Les points d'achoppement restent cependant nombreux en vue d'un possible compromis: le contrôle du détroit d'Ormuz (essentiel pour le commerce d'hydrocarbures), le programme nucléaire iranien et son stock d'uranium hautement enrichi ainsi que le sort des avoirs iraniens gelés à l'étranger sous l'effet des sanctions.

Autre difficulté: la question d'inclure ou non le Liban dans un éventuel accord entre Washington et Téhéran.

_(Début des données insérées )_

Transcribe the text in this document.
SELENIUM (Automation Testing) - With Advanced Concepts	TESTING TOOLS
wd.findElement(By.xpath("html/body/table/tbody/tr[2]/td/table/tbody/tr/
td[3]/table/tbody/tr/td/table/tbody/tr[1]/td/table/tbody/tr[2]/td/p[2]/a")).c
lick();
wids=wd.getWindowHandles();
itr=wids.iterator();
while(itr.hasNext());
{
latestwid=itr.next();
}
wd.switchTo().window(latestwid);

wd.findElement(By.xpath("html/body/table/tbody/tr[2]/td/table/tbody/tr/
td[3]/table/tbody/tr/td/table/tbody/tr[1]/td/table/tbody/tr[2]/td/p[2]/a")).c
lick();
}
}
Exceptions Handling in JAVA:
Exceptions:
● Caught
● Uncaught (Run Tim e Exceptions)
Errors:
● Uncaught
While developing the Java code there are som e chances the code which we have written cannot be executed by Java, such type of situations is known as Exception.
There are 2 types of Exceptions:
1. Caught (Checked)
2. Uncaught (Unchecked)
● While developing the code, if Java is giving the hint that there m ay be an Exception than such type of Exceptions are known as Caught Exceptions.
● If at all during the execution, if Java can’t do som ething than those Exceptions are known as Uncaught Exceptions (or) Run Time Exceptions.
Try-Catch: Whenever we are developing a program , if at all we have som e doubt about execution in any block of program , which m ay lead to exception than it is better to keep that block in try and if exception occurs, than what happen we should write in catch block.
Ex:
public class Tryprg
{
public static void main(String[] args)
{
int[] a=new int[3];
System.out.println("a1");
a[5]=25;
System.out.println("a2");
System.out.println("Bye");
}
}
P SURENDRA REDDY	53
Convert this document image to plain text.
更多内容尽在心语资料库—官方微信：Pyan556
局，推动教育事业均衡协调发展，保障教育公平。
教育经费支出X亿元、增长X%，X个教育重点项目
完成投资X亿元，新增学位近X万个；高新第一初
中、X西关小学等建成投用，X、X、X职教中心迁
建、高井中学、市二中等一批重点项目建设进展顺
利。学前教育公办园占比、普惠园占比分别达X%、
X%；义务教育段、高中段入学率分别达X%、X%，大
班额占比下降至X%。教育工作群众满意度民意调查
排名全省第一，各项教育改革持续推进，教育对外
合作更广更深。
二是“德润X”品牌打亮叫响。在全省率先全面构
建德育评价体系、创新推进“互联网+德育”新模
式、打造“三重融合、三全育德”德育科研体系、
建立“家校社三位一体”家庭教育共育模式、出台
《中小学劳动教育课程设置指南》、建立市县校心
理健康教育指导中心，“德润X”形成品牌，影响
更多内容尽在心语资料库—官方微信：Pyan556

Alors que les Etats-Unis s'efforcent de dissocier les deux fronts, pour l'Iran, ils sont de fait indissociables.

Cité par l'agence Mehr, le conseiller de la diplomatie iranienne Ali Safari a affirmé que les tirs de missiles avaient eu lieu "après plus d'un mois de retenue face à des violations répétées du cessez-le-feu" de la part d'Israël qui a ces derniers jours étendu son offensive contre le Hezbollah.

L'agence officielle libanaise ANI a fait état dans lundi matin de frappes aériennes israéliennes dans la région de Tyr, ville millénaire dans le sud.

Les frappes israéliennes sur le Liban ont fait 3.613 morts depuis le début de la guerre le 2 mars, selon le dernier bilan des autorités dimanche. Côté israélien, 29 soldats et un contractuel civil ont été tués au Liban, d'après l'armée.